I was born in Nigeria but reside in England. I discovered I have sickle cell disease at the age of 13.Before; I was always in and out of the hospital. No one in my family thought of this disease since I’m only the person in my whole family. Before coming to England, I’ve suffered unthinkable and unbearable pains in my life, pains no one can ever understands except the person suffering from it. Glory be to GOD, when I got to England things changed, thanks to the Medication I have access to though its not interesting because they are Medication you would depend on for the rest of your life.
I look back and still think about many of us like this in the Third world countries where most of us die like Ants due to non- availability of medication. This frustrates and takes tears out my eyes especially when I remember the pains one goes through. I sometimes imagine dropping into a pharmacy and grab all the penicillins and folic acids they might have and import them. I wish I won a lottery, I would have known what to do with it.
Talking about having a relationship with this disease is like adding salt to a wound, at my age I ‘m on my third boyfriend when most of my friends are having their sixth to tenth boyfriends. I used to feel ugly, pale and unattractive when it comes to men and to make matter worse they won’t even ask me out. I also discovered that when you tell some men you have this kind of problem, they would run and never look back or to avoid their ignorance, they make flimsy excuses to dump you. If this happens to you or any one closer to you, don’t think the worst but the best because this can happen to anyone!
I also noticed that many of us give up because doctors tell us that we might die at certain age, we start to engage ourselves in unthinkable acts such as flirting, drinking and partying, and over-doing these things to wipe away time that if eventually we die , at least we ‘ve enjoyed ourselves to the limit. I urge us that it is the most undermining mistake we could ever make. I used to blame people like this but not anymore because what many people are yet to understand is that been a sickle cell patient affect us psychologically. All we need are words of encouragement.
There is more to our lives than that. Focusing and believing that you can become whoever you want to become, it might not be for long but let us try to leave up to expectations.
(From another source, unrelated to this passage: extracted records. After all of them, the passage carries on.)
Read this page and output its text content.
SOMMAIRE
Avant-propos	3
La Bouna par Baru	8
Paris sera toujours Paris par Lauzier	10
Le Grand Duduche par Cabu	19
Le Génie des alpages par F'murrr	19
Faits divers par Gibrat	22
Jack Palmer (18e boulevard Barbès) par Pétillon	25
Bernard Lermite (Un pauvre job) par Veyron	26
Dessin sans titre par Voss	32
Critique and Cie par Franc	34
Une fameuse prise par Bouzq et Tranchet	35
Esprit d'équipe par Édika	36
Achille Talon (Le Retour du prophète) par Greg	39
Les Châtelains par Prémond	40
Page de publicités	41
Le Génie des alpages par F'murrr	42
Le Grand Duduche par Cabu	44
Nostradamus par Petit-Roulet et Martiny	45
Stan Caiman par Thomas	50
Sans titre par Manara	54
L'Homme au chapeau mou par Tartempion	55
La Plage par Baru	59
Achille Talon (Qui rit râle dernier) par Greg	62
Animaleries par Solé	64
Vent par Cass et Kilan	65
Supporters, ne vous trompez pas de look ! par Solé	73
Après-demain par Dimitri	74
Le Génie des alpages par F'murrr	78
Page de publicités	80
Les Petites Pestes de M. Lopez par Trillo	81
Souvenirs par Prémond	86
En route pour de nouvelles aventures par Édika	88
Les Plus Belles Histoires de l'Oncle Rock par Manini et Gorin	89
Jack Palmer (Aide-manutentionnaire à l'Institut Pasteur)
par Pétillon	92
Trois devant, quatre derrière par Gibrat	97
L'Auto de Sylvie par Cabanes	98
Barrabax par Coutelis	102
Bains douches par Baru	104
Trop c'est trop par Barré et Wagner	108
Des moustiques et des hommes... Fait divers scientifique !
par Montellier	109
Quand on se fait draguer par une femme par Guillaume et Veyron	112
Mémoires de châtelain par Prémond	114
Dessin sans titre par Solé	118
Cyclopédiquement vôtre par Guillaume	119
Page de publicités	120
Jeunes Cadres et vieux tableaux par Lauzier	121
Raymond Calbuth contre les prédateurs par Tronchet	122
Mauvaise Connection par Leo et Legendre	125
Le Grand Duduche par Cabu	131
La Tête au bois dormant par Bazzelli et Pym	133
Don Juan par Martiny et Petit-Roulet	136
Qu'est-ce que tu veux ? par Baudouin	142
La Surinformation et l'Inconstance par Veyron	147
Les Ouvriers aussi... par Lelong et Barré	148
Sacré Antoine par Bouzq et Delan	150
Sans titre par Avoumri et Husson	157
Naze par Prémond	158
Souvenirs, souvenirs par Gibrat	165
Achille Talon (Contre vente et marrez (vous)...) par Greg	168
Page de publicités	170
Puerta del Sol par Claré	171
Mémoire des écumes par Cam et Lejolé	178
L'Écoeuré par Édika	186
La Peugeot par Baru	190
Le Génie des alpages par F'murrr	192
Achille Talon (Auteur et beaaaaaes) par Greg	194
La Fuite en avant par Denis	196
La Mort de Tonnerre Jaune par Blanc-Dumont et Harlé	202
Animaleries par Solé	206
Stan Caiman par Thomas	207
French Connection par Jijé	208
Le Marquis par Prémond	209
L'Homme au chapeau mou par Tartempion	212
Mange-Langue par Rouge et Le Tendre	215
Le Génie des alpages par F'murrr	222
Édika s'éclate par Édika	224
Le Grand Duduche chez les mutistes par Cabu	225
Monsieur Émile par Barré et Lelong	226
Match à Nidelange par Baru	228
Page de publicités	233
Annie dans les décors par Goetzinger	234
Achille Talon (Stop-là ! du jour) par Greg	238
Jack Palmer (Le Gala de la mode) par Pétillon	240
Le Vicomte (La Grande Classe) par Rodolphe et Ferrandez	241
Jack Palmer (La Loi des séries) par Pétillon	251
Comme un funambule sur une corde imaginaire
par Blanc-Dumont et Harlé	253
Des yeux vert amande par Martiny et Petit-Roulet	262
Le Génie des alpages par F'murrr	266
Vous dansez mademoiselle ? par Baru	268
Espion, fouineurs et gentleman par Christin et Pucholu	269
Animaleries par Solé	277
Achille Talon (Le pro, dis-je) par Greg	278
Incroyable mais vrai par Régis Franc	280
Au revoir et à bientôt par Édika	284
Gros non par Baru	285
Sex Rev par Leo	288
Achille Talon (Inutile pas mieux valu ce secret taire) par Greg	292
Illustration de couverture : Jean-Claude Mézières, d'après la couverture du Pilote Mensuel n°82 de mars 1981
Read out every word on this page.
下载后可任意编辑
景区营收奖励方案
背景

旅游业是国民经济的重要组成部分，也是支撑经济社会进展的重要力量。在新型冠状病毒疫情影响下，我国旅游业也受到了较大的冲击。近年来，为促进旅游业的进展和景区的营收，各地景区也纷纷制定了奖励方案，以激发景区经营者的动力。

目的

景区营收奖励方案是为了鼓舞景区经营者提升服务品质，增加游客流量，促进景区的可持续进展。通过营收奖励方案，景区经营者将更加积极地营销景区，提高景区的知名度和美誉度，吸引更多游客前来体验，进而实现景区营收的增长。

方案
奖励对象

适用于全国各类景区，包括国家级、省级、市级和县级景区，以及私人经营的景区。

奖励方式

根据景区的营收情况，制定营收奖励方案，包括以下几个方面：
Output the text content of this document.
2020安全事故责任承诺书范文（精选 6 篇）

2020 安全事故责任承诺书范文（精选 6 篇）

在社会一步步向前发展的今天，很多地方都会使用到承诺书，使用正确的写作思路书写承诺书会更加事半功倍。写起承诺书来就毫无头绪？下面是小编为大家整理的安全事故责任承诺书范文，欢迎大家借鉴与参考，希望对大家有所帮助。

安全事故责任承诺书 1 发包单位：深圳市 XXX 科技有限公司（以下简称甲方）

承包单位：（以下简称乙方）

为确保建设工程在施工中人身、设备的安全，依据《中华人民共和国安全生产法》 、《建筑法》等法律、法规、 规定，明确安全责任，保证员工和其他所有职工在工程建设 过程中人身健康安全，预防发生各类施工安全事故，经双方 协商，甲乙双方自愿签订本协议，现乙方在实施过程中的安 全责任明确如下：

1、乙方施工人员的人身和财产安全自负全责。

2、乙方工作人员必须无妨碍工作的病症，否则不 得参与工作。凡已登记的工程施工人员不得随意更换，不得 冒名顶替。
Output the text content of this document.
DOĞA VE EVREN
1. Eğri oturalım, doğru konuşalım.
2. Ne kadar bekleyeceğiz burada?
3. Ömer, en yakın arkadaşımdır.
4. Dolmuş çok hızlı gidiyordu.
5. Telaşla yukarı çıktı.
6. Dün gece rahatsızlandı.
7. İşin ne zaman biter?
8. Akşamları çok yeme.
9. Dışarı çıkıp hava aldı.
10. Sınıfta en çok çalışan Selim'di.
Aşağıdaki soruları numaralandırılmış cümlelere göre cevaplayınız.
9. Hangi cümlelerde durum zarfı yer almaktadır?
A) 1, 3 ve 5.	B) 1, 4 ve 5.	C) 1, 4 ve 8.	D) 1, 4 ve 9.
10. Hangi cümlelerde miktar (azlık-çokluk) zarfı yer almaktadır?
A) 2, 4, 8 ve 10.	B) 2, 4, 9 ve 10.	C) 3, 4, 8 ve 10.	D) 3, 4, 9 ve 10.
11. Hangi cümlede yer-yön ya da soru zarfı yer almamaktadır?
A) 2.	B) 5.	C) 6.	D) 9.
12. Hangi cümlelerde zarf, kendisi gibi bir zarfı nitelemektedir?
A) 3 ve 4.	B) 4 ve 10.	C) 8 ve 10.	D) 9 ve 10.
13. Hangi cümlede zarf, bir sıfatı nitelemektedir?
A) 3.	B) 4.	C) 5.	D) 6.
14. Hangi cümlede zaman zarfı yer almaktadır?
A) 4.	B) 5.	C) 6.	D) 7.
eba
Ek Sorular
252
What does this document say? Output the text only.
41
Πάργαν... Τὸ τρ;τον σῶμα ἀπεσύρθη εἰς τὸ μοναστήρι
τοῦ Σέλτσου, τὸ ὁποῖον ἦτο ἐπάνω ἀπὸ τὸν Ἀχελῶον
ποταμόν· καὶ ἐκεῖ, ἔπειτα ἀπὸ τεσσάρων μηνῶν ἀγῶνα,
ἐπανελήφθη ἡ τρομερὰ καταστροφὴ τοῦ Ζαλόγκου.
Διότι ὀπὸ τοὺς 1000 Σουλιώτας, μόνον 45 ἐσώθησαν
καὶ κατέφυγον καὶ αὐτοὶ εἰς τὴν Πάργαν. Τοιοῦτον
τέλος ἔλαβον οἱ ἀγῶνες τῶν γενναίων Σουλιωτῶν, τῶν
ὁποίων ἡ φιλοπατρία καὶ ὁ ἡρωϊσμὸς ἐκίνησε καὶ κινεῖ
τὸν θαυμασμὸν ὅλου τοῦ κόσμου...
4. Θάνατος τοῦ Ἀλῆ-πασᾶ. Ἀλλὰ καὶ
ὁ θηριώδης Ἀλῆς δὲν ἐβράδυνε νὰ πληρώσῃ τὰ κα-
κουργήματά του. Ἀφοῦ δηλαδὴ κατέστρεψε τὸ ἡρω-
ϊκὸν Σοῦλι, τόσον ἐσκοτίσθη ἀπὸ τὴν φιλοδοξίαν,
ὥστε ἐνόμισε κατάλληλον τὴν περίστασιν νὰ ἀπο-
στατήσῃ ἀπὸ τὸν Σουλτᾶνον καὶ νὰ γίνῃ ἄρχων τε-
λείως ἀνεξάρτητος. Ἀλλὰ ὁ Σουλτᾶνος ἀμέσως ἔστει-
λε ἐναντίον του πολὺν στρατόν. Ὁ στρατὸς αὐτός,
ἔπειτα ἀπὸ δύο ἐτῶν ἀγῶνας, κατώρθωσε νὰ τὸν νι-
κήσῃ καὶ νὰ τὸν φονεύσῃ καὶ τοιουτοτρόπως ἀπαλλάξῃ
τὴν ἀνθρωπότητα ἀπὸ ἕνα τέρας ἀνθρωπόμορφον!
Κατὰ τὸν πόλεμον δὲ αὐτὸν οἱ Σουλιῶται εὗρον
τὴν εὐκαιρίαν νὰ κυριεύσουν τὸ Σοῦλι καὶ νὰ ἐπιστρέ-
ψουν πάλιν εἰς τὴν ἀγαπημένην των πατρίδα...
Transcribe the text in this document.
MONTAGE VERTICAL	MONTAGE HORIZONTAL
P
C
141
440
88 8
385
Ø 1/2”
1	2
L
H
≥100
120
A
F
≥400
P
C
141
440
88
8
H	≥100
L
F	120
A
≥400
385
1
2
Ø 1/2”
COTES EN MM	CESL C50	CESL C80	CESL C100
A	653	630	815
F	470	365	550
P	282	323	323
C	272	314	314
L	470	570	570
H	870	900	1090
When I was about to start my A’ levels, I chose law, politics and sociology (what hard Art courses could you imagine?). My G.P was not happy with the idea and at the same time did not want to discourage me. I did my best though not exceptionally but at least I was happy because I did what I always wanted to do. To add more headache for my G.P, I told him I m doing law for my degree, he was speechless, he tried to explain how strenuous and difficult (which I experienced during my A’ levels) but he was supportive and understanding. I loved to be a lawyer and a very good mother to my kids in the nearest future. Doing this course has been difficult. I also work part time, I don’t use my illness as an excuse or let it reduce my Self – esteem, I want to do what every normal child does.
I have no clue where the strength comes from but I give glory to ALMIGHTY GOD and with my determination , I do not see myself practicing law in future but definitely a degree holder in law, which is enough for me! . Please don’t let anyone bring you down especially when it comes to relationships. I used to keep my illness from any one I m dating but as times goes on I discover its better if you let your partner know beforehand. When it comes to marriage please try to be aware of your partners’ genotype, if your partner really loves you there are sacrifices you can both provide for each other for the Glory of love!
In my conclusion, I want to thank God, my family and better – half for their supports and understanding. I also use this opportunity to thank all parents and relatives who stands their ground to be by our sides when we face our crisis, I WANT YOU ALL TO KNOW THAT YOU ARE THE GREATEST! .PLEASE DONT GIVE UP, COS WE WONT GIVE UP!